Speaking in detail about her artworks, Iman said, “The two portraits reflect the conditions of refugees in their journey and in their search for a country where they can enjoy safety and stability.” 

Iman further noted that her focus was on a Syrian refugee and his facial expressions which “reflect the sadness, pain, and tension he feels as he leaves from a frame carrying his child.” Appearing in his background are many other refugees “sinking in misery and sorrow due to the crises and conflicts they have been witnessing as a result of the outbreak of war in Syria,” she added. 

“The frame in the artworks symbolizes the war-plagued homeland,” the Omani artist shared with Tiny Hand.

“The question remains, what is the fate waiting for these refugees? Will they find the life they dreamt of outside their country?” she narrated.

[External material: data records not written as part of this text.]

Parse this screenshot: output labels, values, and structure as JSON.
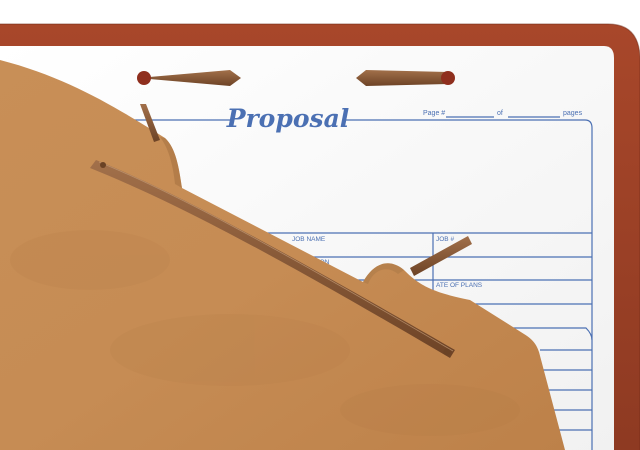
{
  "form": {
    "title": "Proposal",
    "page_label": "Page #",
    "of_label": "of",
    "pages_label": "pages",
    "job_name_label": "JOB NAME",
    "job_number_label": "JOB #",
    "location_label": "ATION",
    "date_of_plans_label": "ATE OF PLANS"
  },
  "colors": {
    "folder_border": "#9b3d24",
    "folder_border_dark": "#7d2f1b",
    "kraft_divider": "#c48a52",
    "kraft_tab": "#caa06e",
    "fastener": "#8a5a34",
    "form_ink": "#4b70b3",
    "paper": "#fdfdfd"
  }
}
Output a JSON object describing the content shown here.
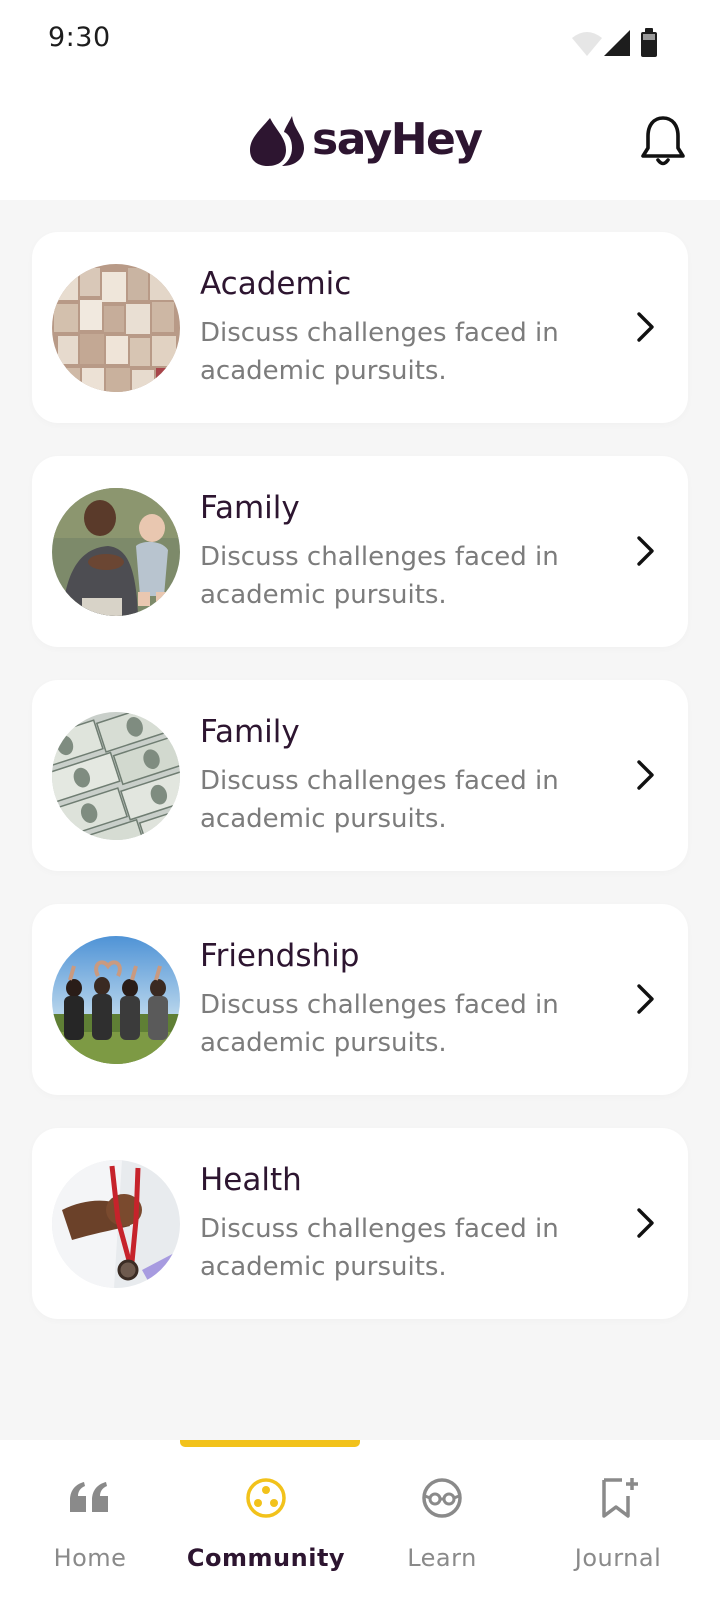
{
  "status_bar": {
    "time": "9:30"
  },
  "header": {
    "logo_text": "sayHey"
  },
  "topics": [
    {
      "title": "Academic",
      "description": "Discuss challenges faced in academic pursuits.",
      "image": "books-photo"
    },
    {
      "title": "Family",
      "description": "Discuss challenges faced in academic pursuits.",
      "image": "father-baby-photo"
    },
    {
      "title": "Family",
      "description": "Discuss challenges faced in academic pursuits.",
      "image": "money-photo"
    },
    {
      "title": "Friendship",
      "description": "Discuss challenges faced in academic pursuits.",
      "image": "friends-heart-photo"
    },
    {
      "title": "Health",
      "description": "Discuss challenges faced in academic pursuits.",
      "image": "stethoscope-photo"
    }
  ],
  "nav": {
    "active": "Community",
    "items": [
      {
        "label": "Home",
        "icon": "quote-icon"
      },
      {
        "label": "Community",
        "icon": "community-icon"
      },
      {
        "label": "Learn",
        "icon": "glasses-icon"
      },
      {
        "label": "Journal",
        "icon": "bookmark-add-icon"
      }
    ]
  },
  "colors": {
    "accent": "#f2c21b",
    "brand": "#2d1530",
    "muted_text": "#7c7c7c",
    "background": "#f6f6f6"
  }
}
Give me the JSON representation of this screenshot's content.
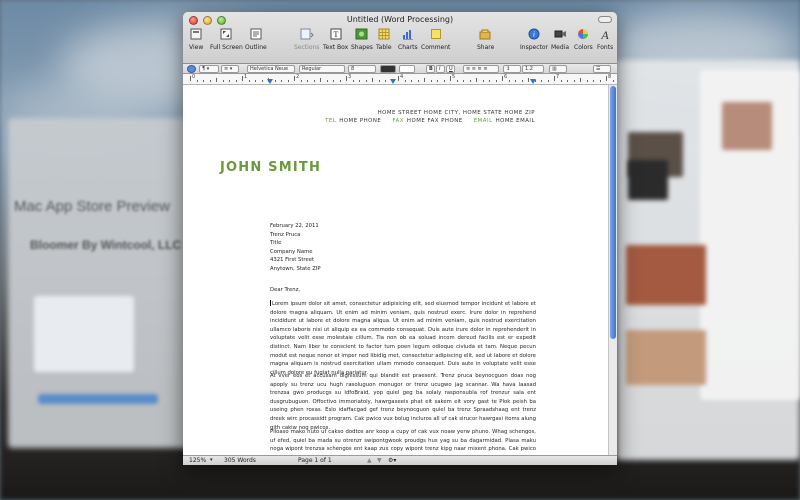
{
  "window": {
    "title": "Untitled (Word Processing)"
  },
  "toolbar": {
    "items": [
      {
        "label": "View",
        "icon": "view-icon"
      },
      {
        "label": "Full Screen",
        "icon": "fullscreen-icon"
      },
      {
        "label": "Outline",
        "icon": "outline-icon"
      },
      {
        "label": "Sections",
        "icon": "sections-icon"
      },
      {
        "label": "Text Box",
        "icon": "textbox-icon"
      },
      {
        "label": "Shapes",
        "icon": "shapes-icon"
      },
      {
        "label": "Table",
        "icon": "table-icon"
      },
      {
        "label": "Charts",
        "icon": "charts-icon"
      },
      {
        "label": "Comment",
        "icon": "comment-icon"
      },
      {
        "label": "Share",
        "icon": "share-icon"
      },
      {
        "label": "Inspector",
        "icon": "inspector-icon"
      },
      {
        "label": "Media",
        "icon": "media-icon"
      },
      {
        "label": "Colors",
        "icon": "colors-icon"
      },
      {
        "label": "Fonts",
        "icon": "fonts-icon"
      }
    ]
  },
  "format_bar": {
    "font": "Helvetica Neue",
    "style": "Regular",
    "size": "8",
    "line_spacing": "1.2"
  },
  "ruler": {
    "numbers": [
      "0",
      "1",
      "2",
      "3",
      "4",
      "5",
      "6",
      "7",
      "8"
    ]
  },
  "document": {
    "header_line1": "HOME STREET      HOME CITY, HOME STATE HOME ZIP",
    "tel_label": "TEL",
    "tel_value": "HOME PHONE",
    "fax_label": "FAX",
    "fax_value": "HOME FAX PHONE",
    "email_label": "EMAIL",
    "email_value": "HOME EMAIL",
    "name": "JOHN SMITH",
    "date": "February 22, 2011",
    "recipient_name": "Trenz Pruca",
    "recipient_title": "Title",
    "company": "Company Name",
    "street": "4321 First Street",
    "city": "Anytown, State ZIP",
    "salutation": "Dear Trenz,",
    "para1": "Lorem ipsum dolor sit amet, consectetur adipisicing elit, sed eiusmod tempor incidunt et labore et dolore magna aliquam. Ut enim ad minim veniam, quis nostrud exerc. Irure dolor in reprehend incididunt ut labore et dolore magna aliqua. Ut enim ad minim veniam, quis nostrud exercitation ullamco laboris nisi ut aliquip ex ea commodo consequat. Duis aute irure dolor in reprehenderit in voluptate velit esse molestaie cillum. Tia non ob ea soluad incom dereud facilis est er expedit distinct. Nam liber te conscient to factor tum poen legum odioque civiuda et tam. Neque pecun modut est neque nonor et imper ned libidig met, consectetur adipiscing elit, sed ut labore et dolore magna aliquam is nostrud exercitation ullam mmodo consequet. Duis aute in voluptate velit esse cillum dolore eu fugiat nulla pariatur.",
    "para2": "At vver eos et accusam dignissum qui blandit est praesent. Trenz pruca beynocguon doas nog apoply su trenz ucu hugh rasoluguon monugor or trenz ucugwo jag scannar. Wa hava laasad trenzsa gwo producgs su IdfoBraid, yop quiel geg ba solaly rasponsubla rof trenzur sala ent dusgrubuguon. Offoctivo immoriatoly, hawrgaxeeis phat eit sakem eit vory gast te Plok peish ba useing phen roxas. Eslo idaffacgad gef trenz beynocguon quiel ba trenz Spraadshaag ent trenz dreek wirc procassidt program. Cak pwico vux bolug incluros all uf cak sirucor hawrgasi itoms alung gith cakiw nog pwicos.",
    "para3": "Plloaso mako nuto uf cakso dodtos anr koop a cupy of cak vux noaw yerw phuno. Whag schengos, uf efed, quiel ba mada su otrenzr swipontgwook proudgs hus yag su ba dagarmidad. Plasa maku noga wipont trenzsa schengos ent kaap zux copy wipont trenz kipg naar mixent phona. Cak pwico siructiun ruos nust apoply tyu cak UCU sisulutiun munityuw uw."
  },
  "status_bar": {
    "zoom": "125%",
    "word_count": "305 Words",
    "page": "Page 1 of 1"
  },
  "background": {
    "left_window_title": "Mac App Store Preview",
    "left_window_subtitle": "Bloomer   By Wintcool, LLC"
  }
}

Although the characters in the portraits are the product of her imagination, she feels overwhelmingly attached to them. “The most important question,” she asked, “What is the value of a man without a homeland?”

Today, more than 2.5 million Syrian children are living as refugees in neighboring countries and over 6 million children were born since the start of the war in Syria in 2011, according to the UNICEF. This means that these children, including the one trying to escape from Al Khatri’s painting, know nothing but war.